Student-centered, means approaching and structuring lessons in a way that is lead by and tailored to each student. I tap into individual ways of learning, personality, interests, strengths and leanings. It means going that extra mile to connect with students and to encourage energy, enthusiasm, exploration, engagement, expression and personal growth in lessons.
I have 14 years of professional experience teaching singing to students from school age through to teenagers, young adults and adult learners. I work with professionals in the musical theatre and pop industries and have students in most West End shows. I have sung my entire life but really only learned to like my voice in my mid teens. Having experienced anxiety, loss of confidence, low self esteem and perfectionism throughout my life, I am able to support and understand students who may also be experiencing similar issues. I am also an accomplished pianist, so can support students musically, with audition material and a wide range of repertoire.
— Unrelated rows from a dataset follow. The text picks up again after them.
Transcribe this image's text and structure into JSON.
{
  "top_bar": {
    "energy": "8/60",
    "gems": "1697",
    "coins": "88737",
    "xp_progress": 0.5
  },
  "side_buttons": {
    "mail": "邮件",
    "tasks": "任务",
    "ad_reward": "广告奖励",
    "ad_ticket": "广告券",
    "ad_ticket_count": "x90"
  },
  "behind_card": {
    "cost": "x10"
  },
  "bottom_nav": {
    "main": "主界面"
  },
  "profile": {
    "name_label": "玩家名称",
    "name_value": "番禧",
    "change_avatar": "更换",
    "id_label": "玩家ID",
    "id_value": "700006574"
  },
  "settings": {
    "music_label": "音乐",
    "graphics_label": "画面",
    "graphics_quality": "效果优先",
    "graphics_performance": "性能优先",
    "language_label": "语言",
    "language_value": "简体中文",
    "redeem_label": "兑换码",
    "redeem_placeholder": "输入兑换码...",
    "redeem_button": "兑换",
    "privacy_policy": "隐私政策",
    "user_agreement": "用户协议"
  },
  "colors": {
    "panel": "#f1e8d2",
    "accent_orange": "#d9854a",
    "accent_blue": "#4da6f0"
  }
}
I believe in working with a person as a whole and I draw on elements of the life experience and practical knowledge that I have of singing, performing, writing and recording. I teach across styles including musical theatre, pop, rock, R&B, classical and folk and use the tools that work best intuitively. I draw on elements from various sources, models, methods and just plain common sense and am always looking to broaden my knowledge and skill set. The most important thing for me is to encourage students to feel empowered and to provide them with the support and reassurance they need to find, release and to sing with their own, true voice and to accept and respect who they are as individuals. No one sounds the same and no one is the same.
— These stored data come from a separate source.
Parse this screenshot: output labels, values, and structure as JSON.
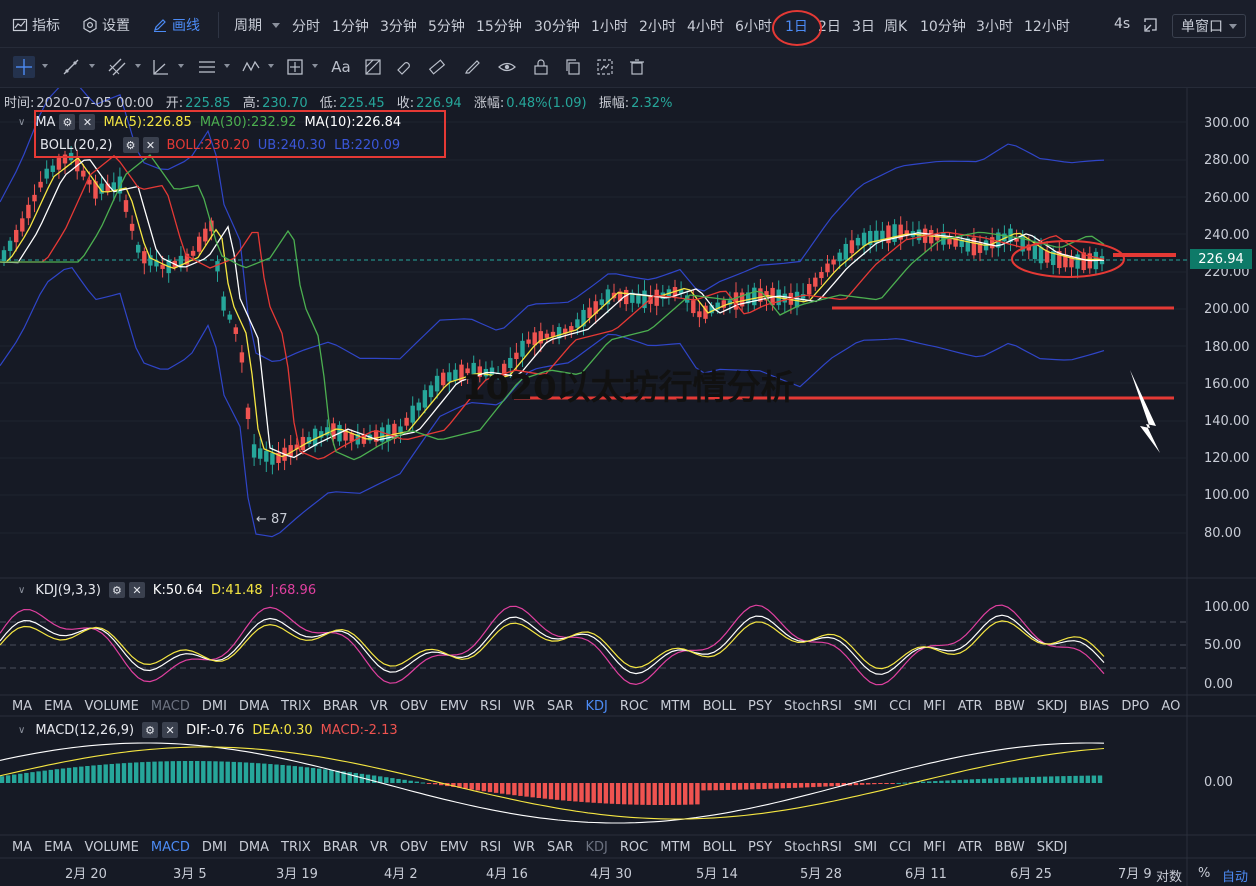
{
  "toolbar": {
    "indicator_label": "指标",
    "settings_label": "设置",
    "draw_label": "画线",
    "period_label": "周期",
    "periods": [
      "分时",
      "1分钟",
      "3分钟",
      "5分钟",
      "15分钟",
      "30分钟",
      "1小时",
      "2小时",
      "4小时",
      "6小时",
      "1日",
      "2日",
      "3日",
      "周K",
      "10分钟",
      "3小时",
      "12小时"
    ],
    "active_period": "1日",
    "refresh_label": "4s",
    "window_mode": "单窗口"
  },
  "ohlc": {
    "time_label": "时间:",
    "time": "2020-07-05 00:00",
    "open_label": "开:",
    "open": "225.85",
    "high_label": "高:",
    "high": "230.70",
    "low_label": "低:",
    "low": "225.45",
    "close_label": "收:",
    "close": "226.94",
    "change_label": "涨幅:",
    "change": "0.48%(1.09)",
    "amplitude_label": "振幅:",
    "amplitude": "2.32%"
  },
  "ma_legend": {
    "name": "MA",
    "ma5": "MA(5):226.85",
    "ma30": "MA(30):232.92",
    "ma10": "MA(10):226.84"
  },
  "boll_legend": {
    "name": "BOLL(20,2)",
    "boll": "BOLL:230.20",
    "ub": "UB:240.30",
    "lb": "LB:220.09"
  },
  "kdj_legend": {
    "name": "KDJ(9,3,3)",
    "k": "K:50.64",
    "d": "D:41.48",
    "j": "J:68.96"
  },
  "macd_legend": {
    "name": "MACD(12,26,9)",
    "dif": "DIF:-0.76",
    "dea": "DEA:0.30",
    "macd": "MACD:-2.13"
  },
  "indicator_tabs_1": [
    "MA",
    "EMA",
    "VOLUME",
    "MACD",
    "DMI",
    "DMA",
    "TRIX",
    "BRAR",
    "VR",
    "OBV",
    "EMV",
    "RSI",
    "WR",
    "SAR",
    "KDJ",
    "ROC",
    "MTM",
    "BOLL",
    "PSY",
    "StochRSI",
    "SMI",
    "CCI",
    "MFI",
    "ATR",
    "BBW",
    "SKDJ",
    "BIAS",
    "DPO",
    "AO"
  ],
  "indicator_tabs_2": [
    "MA",
    "EMA",
    "VOLUME",
    "MACD",
    "DMI",
    "DMA",
    "TRIX",
    "BRAR",
    "VR",
    "OBV",
    "EMV",
    "RSI",
    "WR",
    "SAR",
    "KDJ",
    "ROC",
    "MTM",
    "BOLL",
    "PSY",
    "StochRSI",
    "SMI",
    "CCI",
    "MFI",
    "ATR",
    "BBW",
    "SKDJ"
  ],
  "price_axis": [
    "300.00",
    "280.00",
    "260.00",
    "240.00",
    "220.00",
    "200.00",
    "180.00",
    "160.00",
    "140.00",
    "120.00",
    "100.00",
    "80.00"
  ],
  "current_price": "226.94",
  "kdj_axis": [
    "100.00",
    "50.00",
    "0.00"
  ],
  "macd_axis": [
    "0.00"
  ],
  "date_axis": [
    "2月 20",
    "3月 5",
    "3月 19",
    "4月 2",
    "4月 16",
    "4月 30",
    "5月 14",
    "5月 28",
    "6月 11",
    "6月 25",
    "7月 9"
  ],
  "low_marker": "← 87",
  "footer": {
    "log_label": "对数",
    "pct_label": "%",
    "auto_label": "自动"
  },
  "watermark": "1020以太坊行情分析",
  "colors": {
    "up": "#26a69a",
    "down": "#ef5350",
    "ma5": "#f5e642",
    "ma10": "#ffffff",
    "ma30": "#4caf50",
    "boll": "#e53935",
    "band": "#2f45c8",
    "accent": "#4c8bf5",
    "annotation": "#e53935"
  }
}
Songwriting for children and young adults
Songwriting has been an essential skill in my life and a channel through which I have been able to express myself and communicate. With young people in particular songwriting can boost confidence and allow for another angle and perspective. It changes the energy in lessons and I find that it opens minds to what making music really is and enables students to be creative, let go and release. I am amazed at the talents of the students that I work with and often parents have no idea that these skills may lie within them.